I'd definitely go back to Annie's and believe that my fellow club member would agree. No place is perfect, but Annie's is darn good. If nothing else, today proved that a Colts fan (Andrew) and a Pats fan (Cathy) could sit down and be nice to each over the course of a meal. At least on a day that they did not face each other. I may be telling a different story next week.

Tuesday, January 08, 2008

Breakfast Lunch

Note: Don't try to go there. This restaurant is no more.

Cliquot Club Cafe
2929 East 25th Street

We ate breakfast at the Cliquot Club about a year ago. It's a coffee-shop/cafe, and after that first meal we decided that they weren't really ready to be reviewed. I think we may have even called them a "stove-less wonder," because we saw no evidence on the menu or on our breakfast plates that they had a stove top hidden somewhere behind their espresso machine. Given our traditional-breakfast loving crowd, we were rightly skeptical about a breakfast menu that doesn't include fried eggs or potatoes.
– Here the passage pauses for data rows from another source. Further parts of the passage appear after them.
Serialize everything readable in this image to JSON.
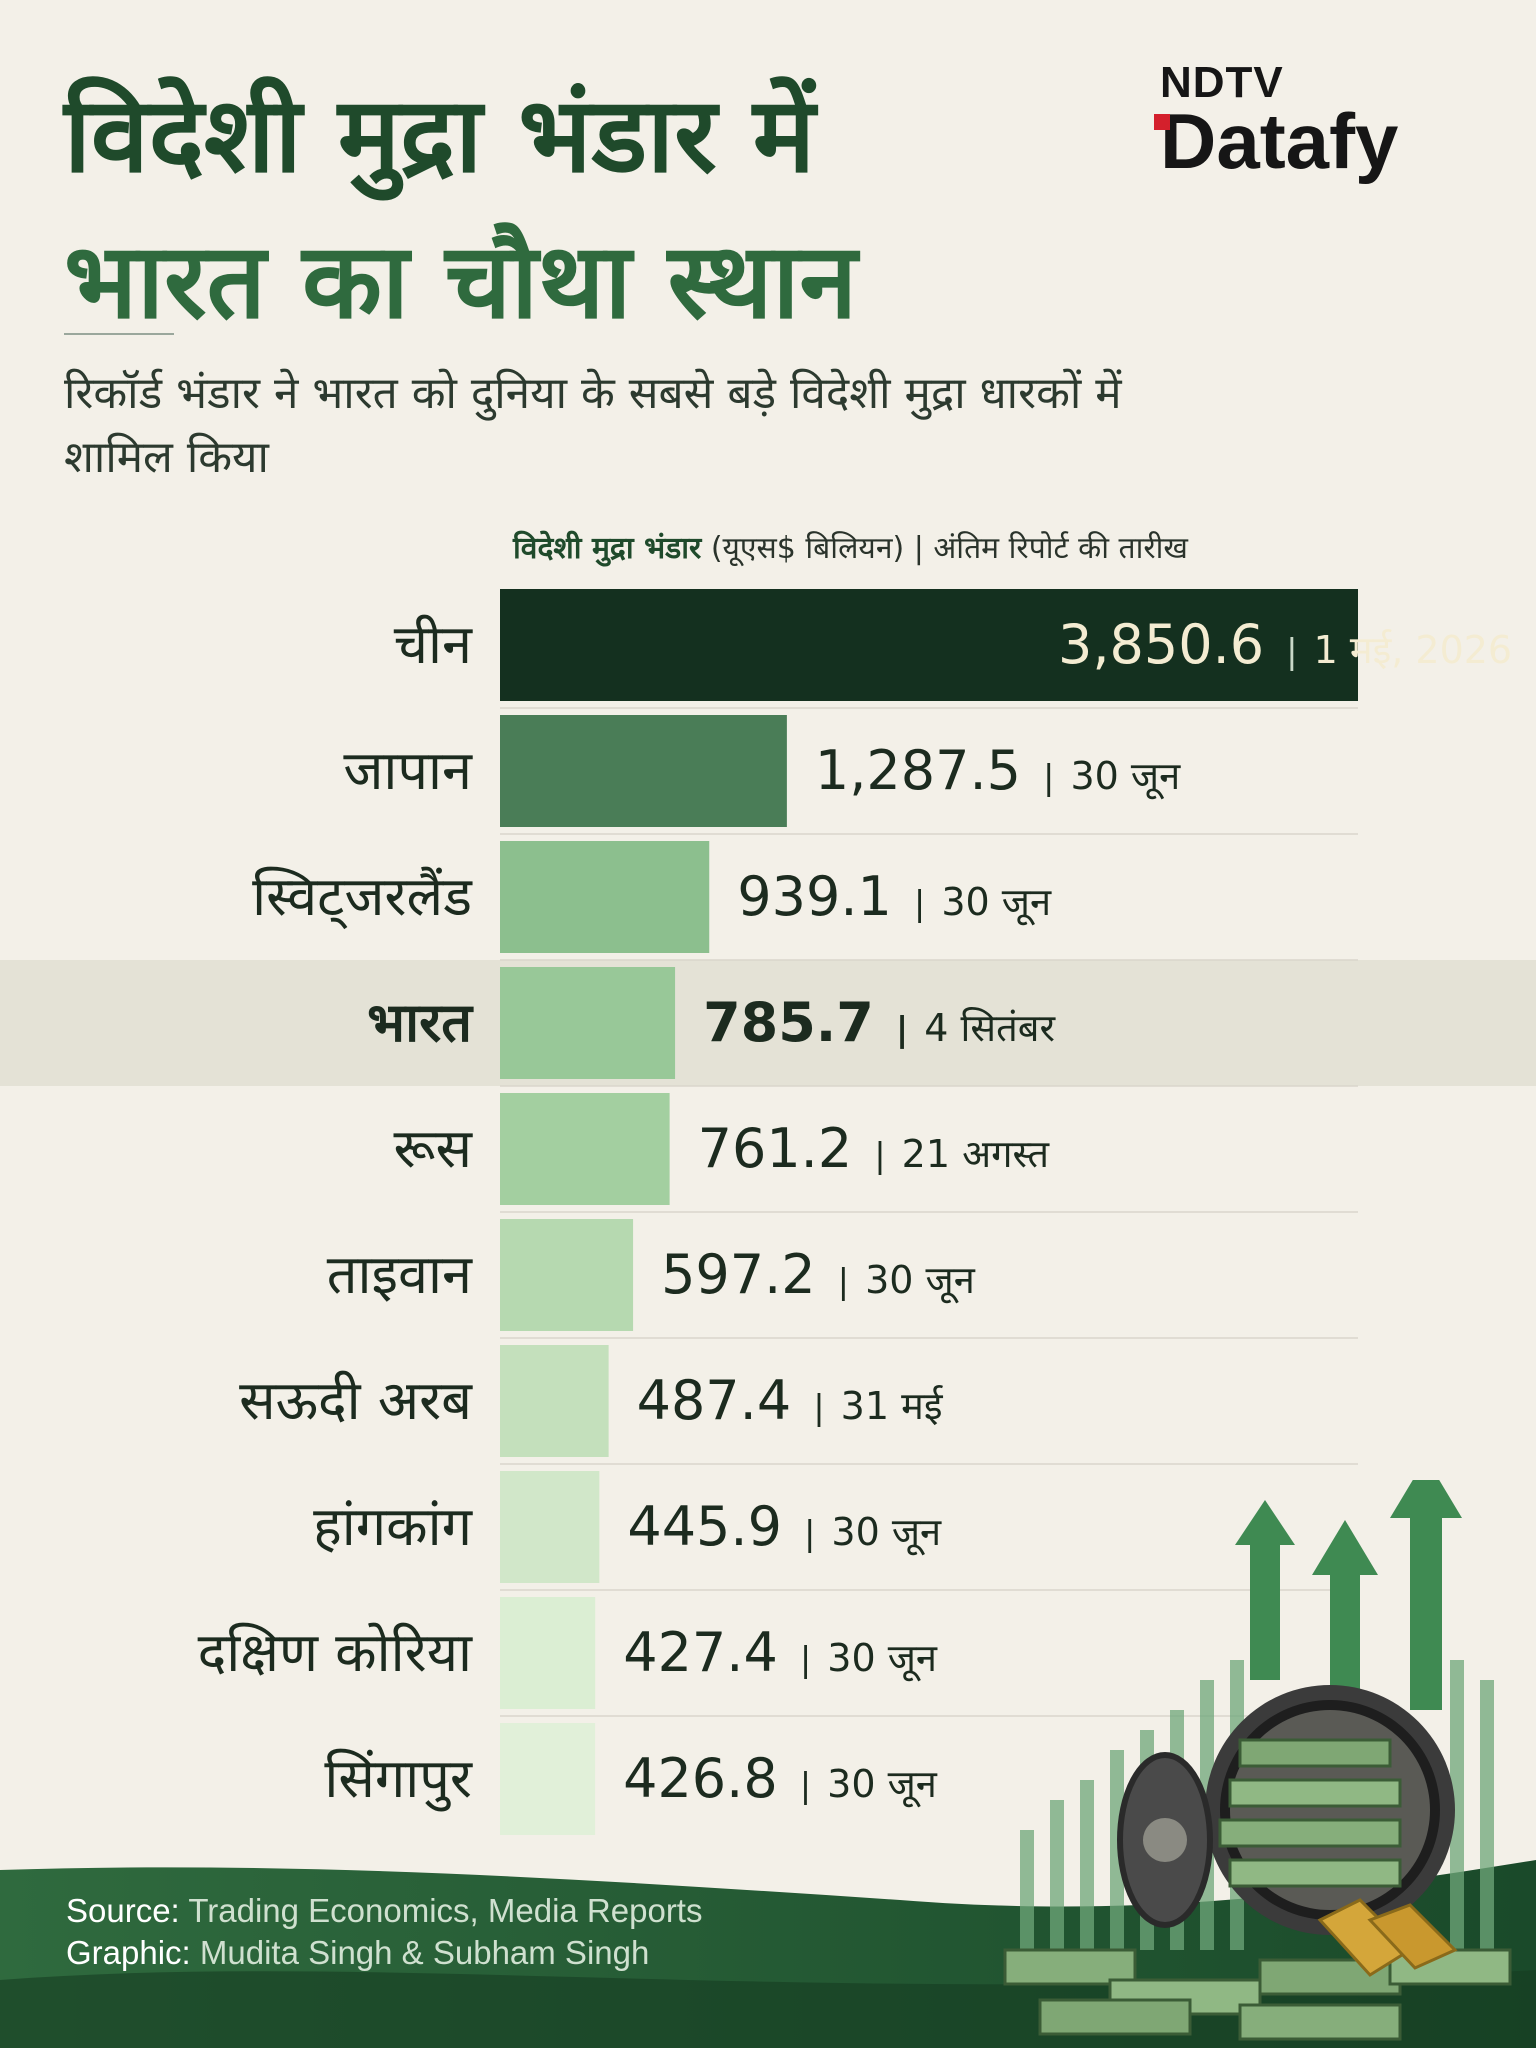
{
  "header": {
    "title_line1": "विदेशी मुद्रा भंडार में",
    "title_line2": "भारत का चौथा स्थान",
    "subtitle": "रिकॉर्ड भंडार ने भारत को दुनिया के सबसे बड़े विदेशी मुद्रा धारकों में शामिल किया"
  },
  "brand": {
    "line1": "NDTV",
    "line2": "Datafy",
    "accent": "#d4202c"
  },
  "column_header": {
    "metric": "विदेशी मुद्रा भंडार",
    "unit": "(यूएस$ बिलियन)",
    "separator": "|",
    "date_label": "अंतिम रिपोर्ट की तारीख"
  },
  "chart_data": {
    "type": "bar",
    "orientation": "horizontal",
    "highlight": "भारत",
    "categories": [
      "चीन",
      "जापान",
      "स्विट्जरलैंड",
      "भारत",
      "रूस",
      "ताइवान",
      "सऊदी अरब",
      "हांगकांग",
      "दक्षिण कोरिया",
      "सिंगापुर"
    ],
    "values": [
      3850.6,
      1287.5,
      939.1,
      785.7,
      761.2,
      597.2,
      487.4,
      445.9,
      427.4,
      426.8
    ],
    "value_labels": [
      "3,850.6",
      "1,287.5",
      "939.1",
      "785.7",
      "761.2",
      "597.2",
      "487.4",
      "445.9",
      "427.4",
      "426.8"
    ],
    "date_labels": [
      "1 मई, 2026",
      "30 जून",
      "30 जून",
      "4 सितंबर",
      "21 अगस्त",
      "30 जून",
      "31 मई",
      "30 जून",
      "30 जून",
      "30 जून"
    ],
    "separator": "|",
    "colors": [
      "#14301f",
      "#4a7d57",
      "#8cbf8e",
      "#98c898",
      "#a3cfa0",
      "#b6d9b0",
      "#c4e0bc",
      "#d1e7c9",
      "#dbeed3",
      "#e1f0d9"
    ],
    "highlight_color": "#e4e2d6",
    "gridlines": true
  },
  "footer": {
    "source_label": "Source:",
    "source_value": "Trading Economics, Media Reports",
    "graphic_label": "Graphic:",
    "graphic_value": "Mudita Singh & Subham Singh"
  }
}
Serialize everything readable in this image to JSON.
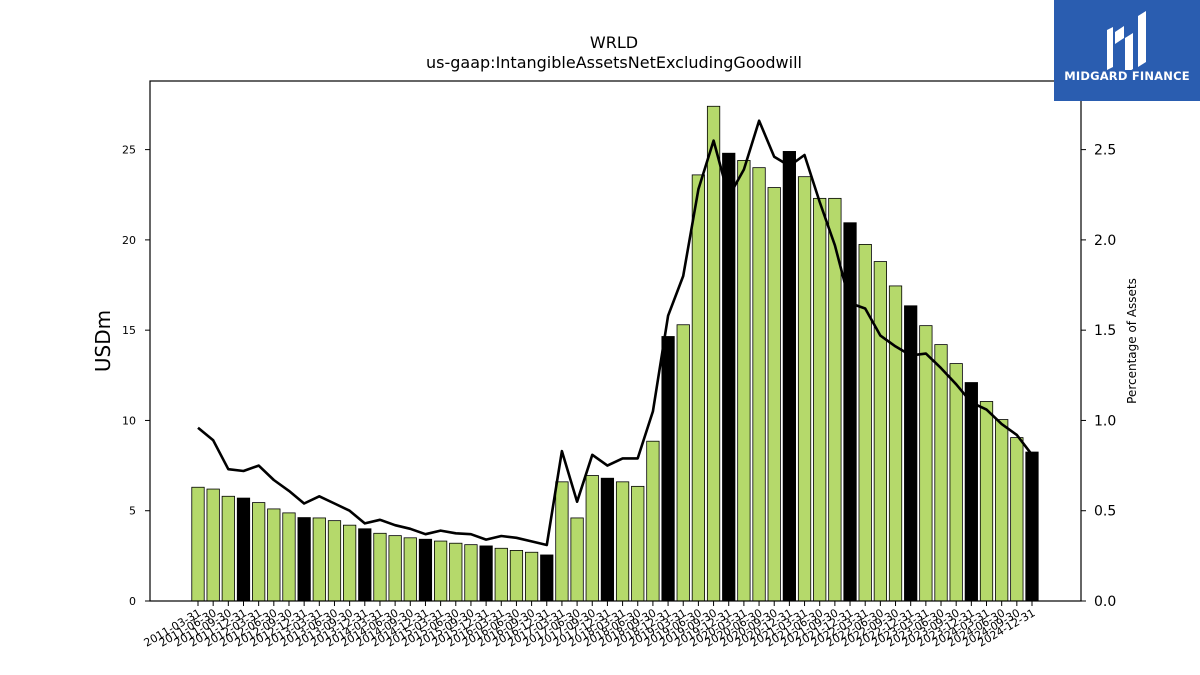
{
  "brand": {
    "name": "MIDGARD FINANCE",
    "icon": "midgard-logo-icon",
    "bg_color": "#2a5db0"
  },
  "chart_data": {
    "type": "bar",
    "title": "WRLD",
    "subtitle": "us-gaap:IntangibleAssetsNetExcludingGoodwill",
    "ylabel": "USDm",
    "y2label": "Percentage of Assets",
    "ylim": [
      0,
      28.8
    ],
    "y2lim": [
      0,
      2.88
    ],
    "yticks": [
      0,
      5,
      10,
      15,
      20,
      25
    ],
    "y2ticks": [
      "0.0",
      "0.5",
      "1.0",
      "1.5",
      "2.0",
      "2.5"
    ],
    "grid": false,
    "colors": {
      "bar_default": "#b5d96b",
      "bar_highlight": "#000000",
      "line": "#000000",
      "edge": "#000000"
    },
    "x": [
      "2011-03-31",
      "2011-06-30",
      "2011-09-30",
      "2011-12-31",
      "2012-03-31",
      "2012-06-30",
      "2012-09-30",
      "2012-12-31",
      "2013-03-31",
      "2013-06-30",
      "2013-09-30",
      "2013-12-31",
      "2014-03-31",
      "2014-06-30",
      "2014-09-30",
      "2014-12-31",
      "2015-03-31",
      "2015-06-30",
      "2015-09-30",
      "2015-12-31",
      "2016-03-31",
      "2016-06-30",
      "2016-09-30",
      "2016-12-31",
      "2017-03-31",
      "2017-06-30",
      "2017-09-30",
      "2017-12-31",
      "2018-03-31",
      "2018-06-30",
      "2018-09-30",
      "2018-12-31",
      "2019-03-31",
      "2019-06-30",
      "2019-09-30",
      "2019-12-31",
      "2020-03-31",
      "2020-06-30",
      "2020-09-30",
      "2020-12-31",
      "2021-03-31",
      "2021-06-30",
      "2021-09-30",
      "2021-12-31",
      "2022-03-31",
      "2022-06-30",
      "2022-09-30",
      "2022-12-31",
      "2023-03-31",
      "2023-06-30",
      "2023-09-30",
      "2023-12-31",
      "2024-03-31",
      "2024-06-30",
      "2024-09-30",
      "2024-12-31"
    ],
    "tick_labels": [
      "2011-03-31",
      "2011-06-30",
      "2011-09-30",
      "2011-12-31",
      "2012-03-31",
      "2012-06-30",
      "2012-09-30",
      "2012-12-31",
      "2013-03-31",
      "2013-06-30",
      "2013-09-30",
      "2013-12-31",
      "2014-03-31",
      "2014-06-30",
      "2014-09-30",
      "2014-12-31",
      "2015-03-31",
      "2015-06-30",
      "2015-09-30",
      "2015-12-31",
      "2016-03-31",
      "2016-06-30",
      "2016-09-30",
      "2016-12-31",
      "2017-03-31",
      "2017-06-30",
      "2017-09-30",
      "2017-12-31",
      "2018-03-31",
      "2018-06-30",
      "2018-09-30",
      "2018-12-31",
      "2019-03-31",
      "2019-06-30",
      "2019-09-30",
      "2019-12-31",
      "2020-03-31",
      "2020-06-30",
      "2020-09-30",
      "2020-12-31",
      "2021-03-31",
      "2021-06-30",
      "2021-09-30",
      "2021-12-31",
      "2022-03-31",
      "2022-06-30",
      "2022-09-30",
      "2022-12-31",
      "2023-03-31",
      "2023-06-30",
      "2023-09-30",
      "2023-12-31",
      "2024-03-31",
      "2024-06-30",
      "2024-09-30",
      "2024-12-31"
    ],
    "series": [
      {
        "type": "bar",
        "axis": "left",
        "values": [
          6.3,
          6.2,
          5.8,
          5.7,
          5.45,
          5.1,
          4.88,
          4.62,
          4.6,
          4.45,
          4.2,
          4.0,
          3.75,
          3.62,
          3.5,
          3.42,
          3.32,
          3.2,
          3.12,
          3.05,
          2.92,
          2.8,
          2.7,
          2.55,
          6.6,
          4.6,
          6.95,
          6.8,
          6.6,
          6.35,
          8.85,
          14.65,
          15.3,
          23.6,
          27.4,
          24.8,
          24.4,
          24.0,
          22.9,
          24.9,
          23.5,
          22.3,
          22.3,
          20.95,
          19.75,
          18.8,
          17.45,
          16.35,
          15.25,
          14.2,
          13.15,
          12.1,
          11.05,
          10.05,
          9.05,
          8.25
        ]
      },
      {
        "type": "line",
        "axis": "right",
        "values": [
          0.96,
          0.89,
          0.73,
          0.72,
          0.75,
          0.67,
          0.61,
          0.54,
          0.58,
          0.54,
          0.5,
          0.43,
          0.45,
          0.42,
          0.4,
          0.37,
          0.39,
          0.375,
          0.37,
          0.34,
          0.36,
          0.35,
          0.33,
          0.31,
          0.83,
          0.55,
          0.81,
          0.75,
          0.79,
          0.79,
          1.05,
          1.58,
          1.8,
          2.28,
          2.55,
          2.24,
          2.39,
          2.66,
          2.46,
          2.41,
          2.47,
          2.21,
          1.97,
          1.65,
          1.62,
          1.47,
          1.41,
          1.36,
          1.37,
          1.29,
          1.2,
          1.1,
          1.06,
          0.98,
          0.92,
          0.81
        ]
      }
    ]
  }
}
Well, it's time to admit that they exist, because since our first visit, the Cliquot Club has become one of my new favorite sandwich spots in Minneapolis. I had a Derby Dunker there two days ago and thoughts of the delicious tomato dipping-sauce have danced in my head ever since. It was garlicky and fresh and flavorful. The sandwiches you should order at the Cliquot Club are the grilled panini sandwiches, and they have about a dozen delicious sounding options, most of which I can't wait to sample. I'm pretty sure there's a sandwich press involved in their creation, because I saw one, and I still didn't see a stove-top even though I (not very subtly) stuck my head all the way around the counter to find it. However, now that I've tasted these sandwiches, I think of the lack-of-stove more as an obstacle the Cliquot Club has valiantly overcome than a ridiculous cooking oversight. The sandwich bread has just the right amount of crunch from the grilling process without being too tough to easily bite through. The cheese is perfectly melted, and the various toppings play well together.

It turns out Minneapolis residents didn't need me to tell them that the Cliquot Club sandwiches are brilliant, because the place gets crowded, which makes me glad, because even during that first substandard breakfast I loved the atmosphere of this small, unassuming place. The service is welcoming and warm without being obsequious, and the lighting and furniture and paint colors all add to the calm, clean, and up-to-date feel of the place. Of course, the "atmosphere" is best on days when you don't get hit by a truck while you're eating, but the Cliquot Club can't really be held responsible for the crazy shit that happened that one day.

I'm still not quite sure about a breakfast place with only baked egg options, but sometimes we get a late start here at Twin Cities Breakfast Club, and we are forced to meet for what we call breakfast-lunch club (or on rare, very late days: breakfast-dinner club). On such a day, the Cliquot Club would be a good choice for us, but be warned that if they have the Derby Dunker special going on again that day, I call dibs on ordering it.